Des opportunités dans la défense dans plusieurs mois
La restructuration des effectifs prend du temps, entre autres parce que « dans l’industrie, les marges sont relativement faibles et les investissements pour monter en cadence sont importants et se font par palier. Une usine ne peut pas tourner à 110%. Mais pour en ouvrir une nouvelle, il faut pouvoir écouler suffisamment de pièces. Ce sont des coûts extrêmement importants qui s’amortissent sur le temps long », et pour recruter, il faut donc avoir une visibilité à long terme.
D’autant qu’il y a « un effet domino, tout le monde doit bouger en même temps », du grand industriel donneur d’ordres à « la petite TPE du coin », qui ne va pas forcément « obtenir le financement dont elle a besoin pour monter en cadence ». D’où des discussions qui commencent à émerger entre les acteurs et l’Etat sur l’accès aux financements.
Côté défense, Philippe Deljurie prédit notamment « un énorme essor de l'industrie du drone, et derrière cela, il y a toute la question des télécommunications, ce que vous voyez avec l’Ukraine », dépendante des réseaux et des satellites états-uniens. Ce qui pourrait pousser l’Union Européenne à renforcer ses propres réseaux pour être indépendante. « Il va falloir en lancer des satellites. Et puis sécuriser. Aujourd'hui la cybersécurité est un enjeu clé parce qu’il faut pouvoir continuer à communiquer ».

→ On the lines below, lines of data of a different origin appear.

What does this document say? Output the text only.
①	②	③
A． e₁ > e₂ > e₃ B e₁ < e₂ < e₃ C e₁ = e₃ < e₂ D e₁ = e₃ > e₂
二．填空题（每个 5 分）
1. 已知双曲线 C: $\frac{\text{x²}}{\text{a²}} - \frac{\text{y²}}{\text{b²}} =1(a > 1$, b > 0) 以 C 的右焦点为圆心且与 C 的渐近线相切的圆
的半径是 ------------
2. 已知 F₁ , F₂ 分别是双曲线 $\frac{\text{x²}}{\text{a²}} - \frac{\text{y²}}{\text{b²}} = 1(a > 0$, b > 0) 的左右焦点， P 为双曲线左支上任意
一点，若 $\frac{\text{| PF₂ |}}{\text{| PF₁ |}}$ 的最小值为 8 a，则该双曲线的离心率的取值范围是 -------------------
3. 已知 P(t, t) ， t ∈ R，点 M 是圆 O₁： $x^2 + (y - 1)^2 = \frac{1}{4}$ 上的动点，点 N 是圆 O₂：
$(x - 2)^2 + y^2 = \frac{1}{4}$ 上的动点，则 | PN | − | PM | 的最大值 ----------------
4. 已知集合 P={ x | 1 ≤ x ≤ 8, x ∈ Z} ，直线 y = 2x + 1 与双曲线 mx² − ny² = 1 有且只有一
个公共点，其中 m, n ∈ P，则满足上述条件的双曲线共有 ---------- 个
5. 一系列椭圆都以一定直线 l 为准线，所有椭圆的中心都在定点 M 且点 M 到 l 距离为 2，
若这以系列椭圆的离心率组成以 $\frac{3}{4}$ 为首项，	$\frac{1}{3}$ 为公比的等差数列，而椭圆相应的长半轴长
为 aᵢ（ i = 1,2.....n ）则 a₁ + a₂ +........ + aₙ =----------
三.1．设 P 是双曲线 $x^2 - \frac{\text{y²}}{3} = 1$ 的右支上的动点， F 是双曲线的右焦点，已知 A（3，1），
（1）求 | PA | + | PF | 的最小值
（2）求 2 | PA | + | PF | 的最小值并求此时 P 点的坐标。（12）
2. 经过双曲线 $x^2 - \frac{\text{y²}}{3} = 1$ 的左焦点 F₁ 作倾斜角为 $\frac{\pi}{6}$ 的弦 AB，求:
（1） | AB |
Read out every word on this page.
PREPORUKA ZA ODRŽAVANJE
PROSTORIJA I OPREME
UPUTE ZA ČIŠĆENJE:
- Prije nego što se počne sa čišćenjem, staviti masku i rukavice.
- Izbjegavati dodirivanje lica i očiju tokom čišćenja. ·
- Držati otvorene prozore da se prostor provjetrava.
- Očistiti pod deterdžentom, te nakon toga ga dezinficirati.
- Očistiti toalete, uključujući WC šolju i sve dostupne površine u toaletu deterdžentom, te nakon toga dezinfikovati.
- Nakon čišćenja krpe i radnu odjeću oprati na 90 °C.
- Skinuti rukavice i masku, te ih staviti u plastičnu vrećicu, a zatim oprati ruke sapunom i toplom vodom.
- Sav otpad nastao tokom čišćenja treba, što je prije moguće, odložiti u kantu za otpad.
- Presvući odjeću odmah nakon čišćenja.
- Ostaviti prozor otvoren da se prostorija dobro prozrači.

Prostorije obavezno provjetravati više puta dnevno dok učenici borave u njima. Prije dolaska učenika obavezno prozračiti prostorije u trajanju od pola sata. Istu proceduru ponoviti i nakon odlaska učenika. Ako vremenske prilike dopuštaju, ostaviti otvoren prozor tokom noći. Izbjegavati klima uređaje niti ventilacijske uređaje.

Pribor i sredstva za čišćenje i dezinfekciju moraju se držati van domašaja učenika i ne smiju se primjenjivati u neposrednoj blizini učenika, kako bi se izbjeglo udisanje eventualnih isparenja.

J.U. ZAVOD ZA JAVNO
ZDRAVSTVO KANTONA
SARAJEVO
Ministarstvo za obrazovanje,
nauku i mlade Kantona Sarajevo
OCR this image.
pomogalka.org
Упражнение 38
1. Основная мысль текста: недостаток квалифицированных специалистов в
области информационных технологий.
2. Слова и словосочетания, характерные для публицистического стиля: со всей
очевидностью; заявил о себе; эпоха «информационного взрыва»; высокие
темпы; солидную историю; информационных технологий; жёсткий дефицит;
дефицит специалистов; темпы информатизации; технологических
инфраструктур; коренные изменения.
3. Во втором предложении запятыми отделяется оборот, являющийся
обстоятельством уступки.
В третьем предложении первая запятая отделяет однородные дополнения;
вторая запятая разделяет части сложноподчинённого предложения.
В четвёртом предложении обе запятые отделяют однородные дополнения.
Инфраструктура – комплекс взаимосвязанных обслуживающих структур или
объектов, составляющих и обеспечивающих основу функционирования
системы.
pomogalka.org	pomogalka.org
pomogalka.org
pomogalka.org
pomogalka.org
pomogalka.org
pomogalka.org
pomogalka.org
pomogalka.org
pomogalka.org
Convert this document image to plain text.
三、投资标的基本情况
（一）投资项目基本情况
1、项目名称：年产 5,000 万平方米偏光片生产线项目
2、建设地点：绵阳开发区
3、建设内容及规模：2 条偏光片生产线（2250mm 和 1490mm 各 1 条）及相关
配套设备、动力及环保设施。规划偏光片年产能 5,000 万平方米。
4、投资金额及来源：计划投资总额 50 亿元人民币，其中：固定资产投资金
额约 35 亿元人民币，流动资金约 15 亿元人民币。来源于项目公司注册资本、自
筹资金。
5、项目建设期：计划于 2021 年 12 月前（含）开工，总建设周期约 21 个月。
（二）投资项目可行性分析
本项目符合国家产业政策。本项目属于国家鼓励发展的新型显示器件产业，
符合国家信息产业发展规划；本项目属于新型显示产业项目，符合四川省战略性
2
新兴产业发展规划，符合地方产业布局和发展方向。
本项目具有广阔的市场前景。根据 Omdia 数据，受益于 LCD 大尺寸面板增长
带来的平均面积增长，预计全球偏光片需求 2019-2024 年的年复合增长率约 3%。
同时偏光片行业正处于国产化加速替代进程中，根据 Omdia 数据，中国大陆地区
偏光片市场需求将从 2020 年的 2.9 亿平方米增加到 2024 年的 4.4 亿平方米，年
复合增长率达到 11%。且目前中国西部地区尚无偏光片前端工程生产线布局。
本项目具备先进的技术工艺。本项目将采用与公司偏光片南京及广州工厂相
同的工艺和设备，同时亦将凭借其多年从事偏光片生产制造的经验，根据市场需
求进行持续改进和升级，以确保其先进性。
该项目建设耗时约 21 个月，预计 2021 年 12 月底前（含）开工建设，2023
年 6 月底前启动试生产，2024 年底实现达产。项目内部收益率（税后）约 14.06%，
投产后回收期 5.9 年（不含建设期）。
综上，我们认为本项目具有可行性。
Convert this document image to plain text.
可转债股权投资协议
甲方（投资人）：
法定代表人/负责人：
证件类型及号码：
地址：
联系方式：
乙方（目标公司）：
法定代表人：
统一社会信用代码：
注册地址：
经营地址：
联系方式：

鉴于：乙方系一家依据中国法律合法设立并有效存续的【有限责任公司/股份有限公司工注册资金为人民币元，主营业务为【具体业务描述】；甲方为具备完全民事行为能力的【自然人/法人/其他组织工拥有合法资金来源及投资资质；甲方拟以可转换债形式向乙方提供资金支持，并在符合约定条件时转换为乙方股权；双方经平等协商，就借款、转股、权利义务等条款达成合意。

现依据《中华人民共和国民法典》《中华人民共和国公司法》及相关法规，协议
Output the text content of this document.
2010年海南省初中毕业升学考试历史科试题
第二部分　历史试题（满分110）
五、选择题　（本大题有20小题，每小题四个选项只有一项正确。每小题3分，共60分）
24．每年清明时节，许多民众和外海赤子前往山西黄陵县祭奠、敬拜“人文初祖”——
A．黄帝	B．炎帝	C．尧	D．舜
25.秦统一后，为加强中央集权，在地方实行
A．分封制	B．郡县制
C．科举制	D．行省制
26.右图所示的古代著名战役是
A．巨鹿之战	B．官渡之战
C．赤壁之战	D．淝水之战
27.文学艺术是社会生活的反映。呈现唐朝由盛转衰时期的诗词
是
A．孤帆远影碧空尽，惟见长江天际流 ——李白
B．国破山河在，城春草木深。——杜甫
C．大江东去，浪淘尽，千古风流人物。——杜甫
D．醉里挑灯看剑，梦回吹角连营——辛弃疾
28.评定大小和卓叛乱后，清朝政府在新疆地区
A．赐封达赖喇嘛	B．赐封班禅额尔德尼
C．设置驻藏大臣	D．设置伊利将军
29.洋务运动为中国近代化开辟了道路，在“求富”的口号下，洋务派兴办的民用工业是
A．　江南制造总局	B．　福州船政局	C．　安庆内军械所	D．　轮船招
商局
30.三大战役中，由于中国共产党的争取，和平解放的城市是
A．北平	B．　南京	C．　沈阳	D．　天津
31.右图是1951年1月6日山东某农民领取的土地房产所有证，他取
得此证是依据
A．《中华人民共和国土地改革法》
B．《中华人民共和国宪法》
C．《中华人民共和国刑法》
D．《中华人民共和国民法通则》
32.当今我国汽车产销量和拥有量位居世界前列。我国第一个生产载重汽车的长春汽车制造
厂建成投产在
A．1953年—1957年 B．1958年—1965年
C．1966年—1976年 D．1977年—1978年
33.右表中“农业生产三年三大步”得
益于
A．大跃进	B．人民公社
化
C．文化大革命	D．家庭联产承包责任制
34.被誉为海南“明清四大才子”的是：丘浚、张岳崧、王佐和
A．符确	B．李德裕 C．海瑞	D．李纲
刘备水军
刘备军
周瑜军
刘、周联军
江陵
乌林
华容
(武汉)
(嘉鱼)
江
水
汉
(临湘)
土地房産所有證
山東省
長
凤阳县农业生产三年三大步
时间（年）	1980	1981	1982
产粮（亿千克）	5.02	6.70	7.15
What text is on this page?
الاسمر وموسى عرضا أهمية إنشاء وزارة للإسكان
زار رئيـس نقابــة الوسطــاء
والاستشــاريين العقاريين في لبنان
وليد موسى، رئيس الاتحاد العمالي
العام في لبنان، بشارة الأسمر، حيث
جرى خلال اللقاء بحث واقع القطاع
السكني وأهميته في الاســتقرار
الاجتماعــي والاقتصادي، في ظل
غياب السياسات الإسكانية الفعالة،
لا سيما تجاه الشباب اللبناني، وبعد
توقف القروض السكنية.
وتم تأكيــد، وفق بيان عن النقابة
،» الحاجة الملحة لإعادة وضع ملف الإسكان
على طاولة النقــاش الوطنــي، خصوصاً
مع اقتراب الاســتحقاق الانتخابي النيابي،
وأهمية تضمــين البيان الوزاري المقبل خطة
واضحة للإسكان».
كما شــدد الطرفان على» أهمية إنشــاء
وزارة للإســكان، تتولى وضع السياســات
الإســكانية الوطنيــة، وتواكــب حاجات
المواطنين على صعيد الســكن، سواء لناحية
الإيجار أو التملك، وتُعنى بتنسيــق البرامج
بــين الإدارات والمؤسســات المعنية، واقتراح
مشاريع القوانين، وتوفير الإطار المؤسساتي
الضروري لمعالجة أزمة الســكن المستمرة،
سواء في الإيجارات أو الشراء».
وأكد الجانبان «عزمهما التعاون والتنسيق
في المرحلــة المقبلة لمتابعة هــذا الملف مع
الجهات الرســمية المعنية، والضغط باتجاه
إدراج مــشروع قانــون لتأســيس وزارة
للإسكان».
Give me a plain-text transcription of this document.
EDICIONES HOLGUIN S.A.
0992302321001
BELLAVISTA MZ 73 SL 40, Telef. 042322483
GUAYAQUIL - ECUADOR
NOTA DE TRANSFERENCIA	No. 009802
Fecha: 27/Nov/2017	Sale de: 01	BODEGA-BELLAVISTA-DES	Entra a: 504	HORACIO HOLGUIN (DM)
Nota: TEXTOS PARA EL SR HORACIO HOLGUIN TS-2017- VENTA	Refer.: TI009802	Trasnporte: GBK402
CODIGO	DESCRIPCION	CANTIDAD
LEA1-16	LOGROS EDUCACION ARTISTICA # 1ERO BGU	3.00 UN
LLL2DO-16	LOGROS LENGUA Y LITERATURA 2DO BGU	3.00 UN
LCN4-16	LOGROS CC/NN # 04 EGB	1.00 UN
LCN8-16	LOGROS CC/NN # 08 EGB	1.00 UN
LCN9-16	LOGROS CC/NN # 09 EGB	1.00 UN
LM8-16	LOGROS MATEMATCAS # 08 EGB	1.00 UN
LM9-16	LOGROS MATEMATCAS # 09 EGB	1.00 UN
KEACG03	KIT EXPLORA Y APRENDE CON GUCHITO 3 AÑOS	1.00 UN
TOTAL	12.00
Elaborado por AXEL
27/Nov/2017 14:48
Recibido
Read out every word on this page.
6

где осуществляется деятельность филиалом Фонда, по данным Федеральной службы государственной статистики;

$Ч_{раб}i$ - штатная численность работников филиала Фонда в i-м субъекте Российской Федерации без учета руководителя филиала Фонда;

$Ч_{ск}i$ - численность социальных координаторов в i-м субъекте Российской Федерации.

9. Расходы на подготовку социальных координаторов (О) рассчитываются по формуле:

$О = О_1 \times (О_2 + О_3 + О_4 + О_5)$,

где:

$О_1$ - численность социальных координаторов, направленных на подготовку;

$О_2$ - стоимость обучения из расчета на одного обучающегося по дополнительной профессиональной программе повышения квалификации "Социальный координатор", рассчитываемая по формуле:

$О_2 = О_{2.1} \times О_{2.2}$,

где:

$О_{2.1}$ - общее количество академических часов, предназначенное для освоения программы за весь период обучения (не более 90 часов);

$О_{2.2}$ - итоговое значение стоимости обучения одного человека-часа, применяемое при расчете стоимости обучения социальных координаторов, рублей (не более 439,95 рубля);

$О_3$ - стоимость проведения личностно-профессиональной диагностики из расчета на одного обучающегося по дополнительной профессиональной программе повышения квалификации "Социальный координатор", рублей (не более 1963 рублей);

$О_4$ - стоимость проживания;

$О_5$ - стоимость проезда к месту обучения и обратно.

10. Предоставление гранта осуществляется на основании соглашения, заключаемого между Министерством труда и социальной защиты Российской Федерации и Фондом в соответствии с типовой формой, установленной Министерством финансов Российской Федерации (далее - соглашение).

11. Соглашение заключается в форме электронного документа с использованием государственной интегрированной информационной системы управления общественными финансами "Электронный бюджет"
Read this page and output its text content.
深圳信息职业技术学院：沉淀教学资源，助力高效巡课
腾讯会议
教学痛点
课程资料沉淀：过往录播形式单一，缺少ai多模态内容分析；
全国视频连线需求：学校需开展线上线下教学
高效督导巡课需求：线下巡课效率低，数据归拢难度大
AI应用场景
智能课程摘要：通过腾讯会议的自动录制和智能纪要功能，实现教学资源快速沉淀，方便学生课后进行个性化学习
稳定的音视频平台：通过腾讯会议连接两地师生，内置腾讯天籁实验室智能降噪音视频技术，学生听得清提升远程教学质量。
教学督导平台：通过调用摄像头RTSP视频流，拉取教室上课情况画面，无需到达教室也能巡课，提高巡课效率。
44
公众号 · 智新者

Si « la France n'a jamais cessé d'avoir une industrie de la défense plutôt importante », les infrastructures ne sont pas forcément suffisantes pour répondre aux besoins. Or, l’industrie ne peut recruter plus de personnes que ce que ses infrastructures existantes nécessitent. Pour lui, les effets concrets sur l’emploi devraient se faire sentir dans plusieurs mois seulement, le temps que les projets se montent et que les financements soient accordés.